Dictionnaire Gustave Flaubert

Véritable monstre des lettres, «homme-plume» comme il se définissait lui-même, Gustave Flaubert était un amoureux fébrile de la langue française, obsédé par le mot juste, au point de la triturer voire de la torturer pour lui faire rendre gorge, dans ce qu’il appelait son «gueuloir», véritable épreuve sonore du texte en cours. Ne disait-il pas: «J’aime par-dessus tout la phrase nerveuse, substantielle, claire, au muscle saillant, à la peau bistrée: j’aime les phrases mâles et non les phrases femelles, comme celles de Lamartine.»?

Un épais dictionnaire collectif consacré à Flaubert, sous la direction d’Eric Le Calvez, à travers de nombreuses entrées, nous rappelle cet attachement si particulier du père de Madame Bovary à la langue de Voltaire. Roland Barthes, à son propos, parlait de travail «démesuré, vertigineux, névrotique.» Ce familier des lexiques et des dictionnaires, dont il était le «fauve concubin», comme disait méchamment Léon Bloy, pratiquait volontiers le néologisme, et n’hésitait pas à exhumer tel ou tel mot oublié, ainsi du tourlourou, qui désigne un jeune fantassin.

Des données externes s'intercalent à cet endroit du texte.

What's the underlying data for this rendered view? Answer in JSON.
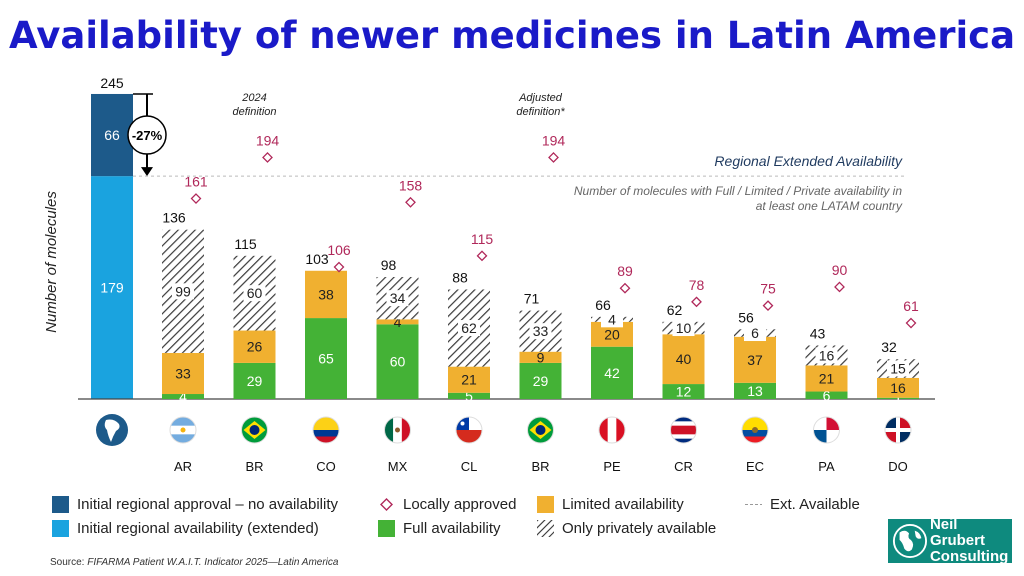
{
  "title": "Availability of newer medicines in Latin America",
  "source_prefix": "Source: ",
  "source_text": "FIFARMA Patient W.A.I.T. Indicator 2025—Latin America",
  "logo": {
    "line1": "Neil Grubert",
    "line2": "Consulting"
  },
  "colors": {
    "initial_no_avail": "#1d5a8a",
    "initial_extended": "#1aa3df",
    "full": "#44b236",
    "limited": "#f0b030",
    "locally_approved": "#b0285a",
    "arrow_accent": "#000000"
  },
  "legend": [
    {
      "key": "initial_no_avail",
      "label": "Initial regional approval – no availability",
      "icon": "dark-blue-square"
    },
    {
      "key": "locally_approved",
      "label": "Locally approved",
      "icon": "diamond-outline"
    },
    {
      "key": "limited",
      "label": "Limited availability",
      "icon": "orange-square"
    },
    {
      "key": "ext_available",
      "label": "Ext. Available",
      "icon": "dashed-line"
    },
    {
      "key": "initial_extended",
      "label": "Initial regional availability (extended)",
      "icon": "light-blue-square"
    },
    {
      "key": "full",
      "label": "Full availability",
      "icon": "green-square"
    },
    {
      "key": "private",
      "label": "Only privately available",
      "icon": "hatched-square"
    }
  ],
  "chart_data": {
    "type": "bar",
    "ylabel": "Number of molecules",
    "ylim": [
      0,
      245
    ],
    "regional_bar": {
      "total": 245,
      "initial_extended": 179,
      "initial_no_avail": 66,
      "change_label": "-27%",
      "icon": "south-america-icon"
    },
    "reference_line": {
      "value": 179,
      "label": "Regional Extended Availability",
      "note_line1": "Number of molecules with Full / Limited / Private availability in",
      "note_line2": "at least one LATAM country"
    },
    "annotations": [
      {
        "text_line1": "2024",
        "text_line2": "definition",
        "over_index": 1
      },
      {
        "text_line1": "Adjusted",
        "text_line2": "definition*",
        "over_index": 5
      }
    ],
    "categories": [
      "AR",
      "BR",
      "CO",
      "MX",
      "CL",
      "BR",
      "PE",
      "CR",
      "EC",
      "PA",
      "DO"
    ],
    "flag_icons": [
      "argentina-flag-icon",
      "brazil-flag-icon",
      "colombia-flag-icon",
      "mexico-flag-icon",
      "chile-flag-icon",
      "brazil-flag-icon",
      "peru-flag-icon",
      "costa-rica-flag-icon",
      "ecuador-flag-icon",
      "panama-flag-icon",
      "dominican-republic-flag-icon"
    ],
    "series": [
      {
        "name": "Full availability",
        "key": "full",
        "values": [
          4,
          29,
          65,
          60,
          5,
          29,
          42,
          12,
          13,
          6,
          1
        ]
      },
      {
        "name": "Limited availability",
        "key": "limited",
        "values": [
          33,
          26,
          38,
          4,
          21,
          9,
          20,
          40,
          37,
          21,
          16
        ]
      },
      {
        "name": "Only privately available",
        "key": "private",
        "values": [
          99,
          60,
          0,
          34,
          62,
          33,
          4,
          10,
          6,
          16,
          15
        ]
      }
    ],
    "totals": [
      136,
      115,
      103,
      98,
      88,
      71,
      66,
      62,
      56,
      43,
      32
    ],
    "locally_approved": [
      161,
      194,
      106,
      158,
      115,
      194,
      89,
      78,
      75,
      90,
      61
    ]
  }
}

Et n’oublions pas que c’est à lui que l’on doit le terme «médiocratie», bien commode, et bien à la mode aujourd’hui.

Parmi les articles classiques et attendus de ce dictionnaire, on s’attardera donc sur quelques entrées originales. Ainsi ce pignouf, terme qu’il affectionnait tout particulièrement, qui vient de l’ancien français pignier, signifiant geindre et qui désigne un homme grossier et rustre. Ecoutons-le: «C’est un produit du XIXe siècle que Pignouf ; nous arrivons même à Pignouflard, qui est son fils, et à Pignouflarde, qui est sa bru.» On lui doit également le dérivée Pignouferie.

Dictionnaire Gustave Flaubert, ouvrage collectif sous la direction d’Eric Le Calvez, Classiques Garnier, 1260 p., 68 €.